In a 48-page decision, Judge Victor A. Bolden of the United States District Court for the District of Connecticut granted Adam Leitman Bailey, P.C.’s Motion to Dismiss a plaintiff’s claim for, among other things, violations of the federal Fair Debt Collection Practices Act (“FDCPA”), the federal Fair Credit Reporting Act (“FCRA”), the Fifth and Fourteenth Amendments to the U.S. Constitution, and Connecticut state law, against a Residential Mortgage-Backed Security (“RMBS”) Trust and its Servicer (“Defendants”).

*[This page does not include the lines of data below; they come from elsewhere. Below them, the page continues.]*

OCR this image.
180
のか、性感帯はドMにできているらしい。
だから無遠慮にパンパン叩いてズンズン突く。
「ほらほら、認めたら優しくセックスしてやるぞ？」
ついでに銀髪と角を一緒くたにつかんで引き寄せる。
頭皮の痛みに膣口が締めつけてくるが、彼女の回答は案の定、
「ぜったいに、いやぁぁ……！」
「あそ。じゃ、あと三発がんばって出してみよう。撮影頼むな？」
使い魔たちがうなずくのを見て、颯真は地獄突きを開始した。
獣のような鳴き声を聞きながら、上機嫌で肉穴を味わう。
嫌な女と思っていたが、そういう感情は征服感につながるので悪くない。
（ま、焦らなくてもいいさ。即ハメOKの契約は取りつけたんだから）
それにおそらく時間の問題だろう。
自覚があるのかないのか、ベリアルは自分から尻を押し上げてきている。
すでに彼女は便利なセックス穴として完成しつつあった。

Through the pendency of the Motion to Dismiss, the plaintiff made several requests to the court to amend the complaint and to supplement its allegations in briefs. Using the various requests to amend and the supplemental allegations in the briefing to enhance its argument, Adam Leitman Bailey, P.C. was able to establish that the plaintiff’s failure to state a claim was not due to poor pleading, but because the facts that existed just did not support a plausible claim. The court agreed and dismissed with prejudice, denying the plaintiff an opportunity to re-plead.

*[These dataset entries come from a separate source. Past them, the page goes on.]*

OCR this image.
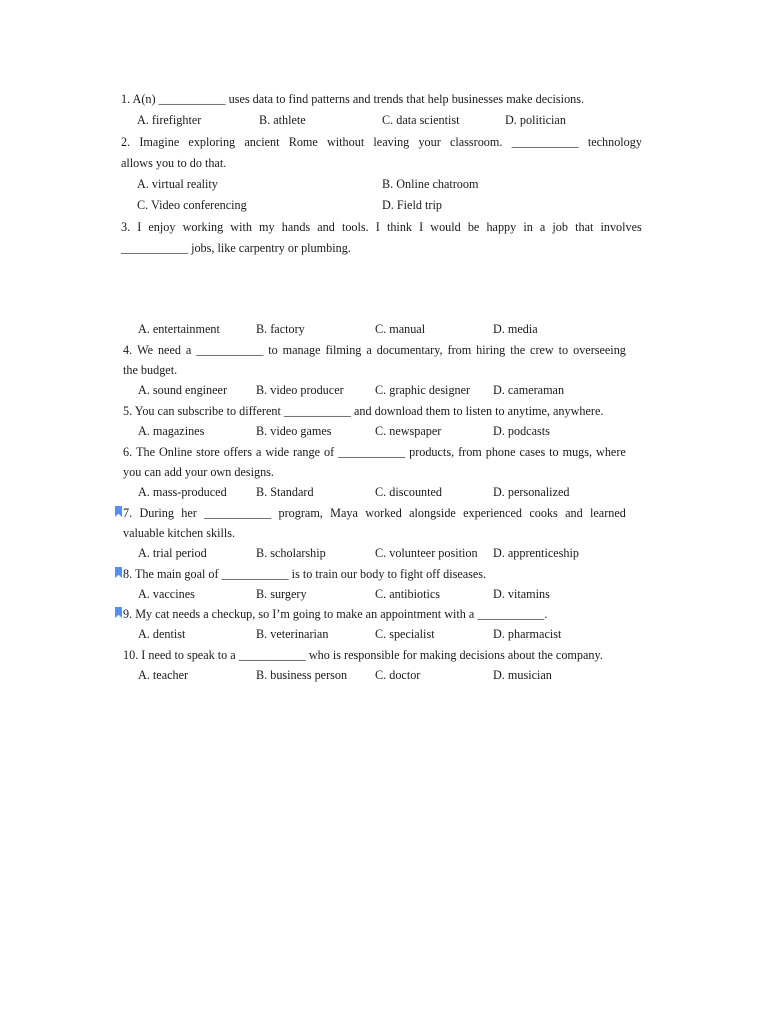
1. A(n) ___________ uses data to find patterns and trends that help businesses make decisions.
A. firefighter	B. athlete	C. data scientist	D. politician
2. Imagine exploring ancient Rome without leaving your classroom. ___________ technology
allows you to do that.
A. virtual reality	B. Online chatroom
C. Video conferencing	D. Field trip
3. I enjoy working with my hands and tools. I think I would be happy in a job that involves
___________ jobs, like carpentry or plumbing.
A. entertainment	B. factory	C. manual	D. media
4. We need a ___________ to manage filming a documentary, from hiring the crew to overseeing
the budget.
A. sound engineer B. video producer	C. graphic designer D. cameraman
5. You can subscribe to different ___________ and download them to listen to anytime, anywhere.
A. magazines	B. video games	C. newspaper	D. podcasts
6. The Online store offers a wide range of ___________ products, from phone cases to mugs, where
you can add your own designs.
A. mass-produced B. Standard	C. discounted	D. personalized
7. During her ___________ program, Maya worked alongside experienced cooks and learned
valuable kitchen skills.
A. trial period	B. scholarship	C. volunteer position D. apprenticeship
8. The main goal of ___________ is to train our body to fight off diseases.
A. vaccines	B. surgery	C. antibiotics	D. vitamins
9. My cat needs a checkup, so I’m going to make an appointment with a ___________.
A. dentist	B. veterinarian	C. specialist	D. pharmacist
10. I need to speak to a ___________ who is responsible for making decisions about the company.
A. teacher	B. business person C. doctor	D. musician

Concerning claims that the mortgage loan was not enforceable, Adam Leitman Bailey, P.C. successfully argued that the plaintiff’s claims regarding the trust’s standing to foreclose were irrelevant in a direct claim by the borrower. Adam Leitman Bailey, P.C. focused the court on the law of negotiable instruments under the Uniform Commercial Code, and the court broadly rejected the plaintiff’s claim that the assignment of mortgage was “invalid,” rendering any attempts to enforce the mortgage loan unlawful. The court found no plausible claim that the trust was not the holder of the note.
Significantly, in wholesale rejecting the plaintiff’s various claims under the Fair Debt Collection Practices Act, the court adopted Adam Leitman Bailey, P.C.’s argument based upon Derisme v. Hunt Leibert Jacobson, P.C., 880 F.Supp 311 (2012) that foreclosing a mortgage is not debt collection within the meaning of the Fair Debt Collection Practices Act. Not all of the district courts in the Second Circuit have agreed. This issue has also created a split among the Circuit Courts of Appeals and is a legal question ripe for review by the United States Supreme Court.
Finally, the court agreed with Adam Leitman Bailey, P.C.’s argument that a servicer’s monthly mortgage statement was not an attempt to collect debt. Protecting the mortgage servicer from being forced into a technical violation of the Fair Debt Collection Practices Act, the court held that because a mortgage statement is sent in compliance with the federal Truth-in-Lending Act (“TILA”), a borrower cannot state a claim for having received the statement after sending a cease and desist letter to the mortgage servicer.
Danny Ramrattan, Esq. and another attorney of the Real Estate Litigation Group at Adam Leitman Bailey, P.C. secured this win for the defendants.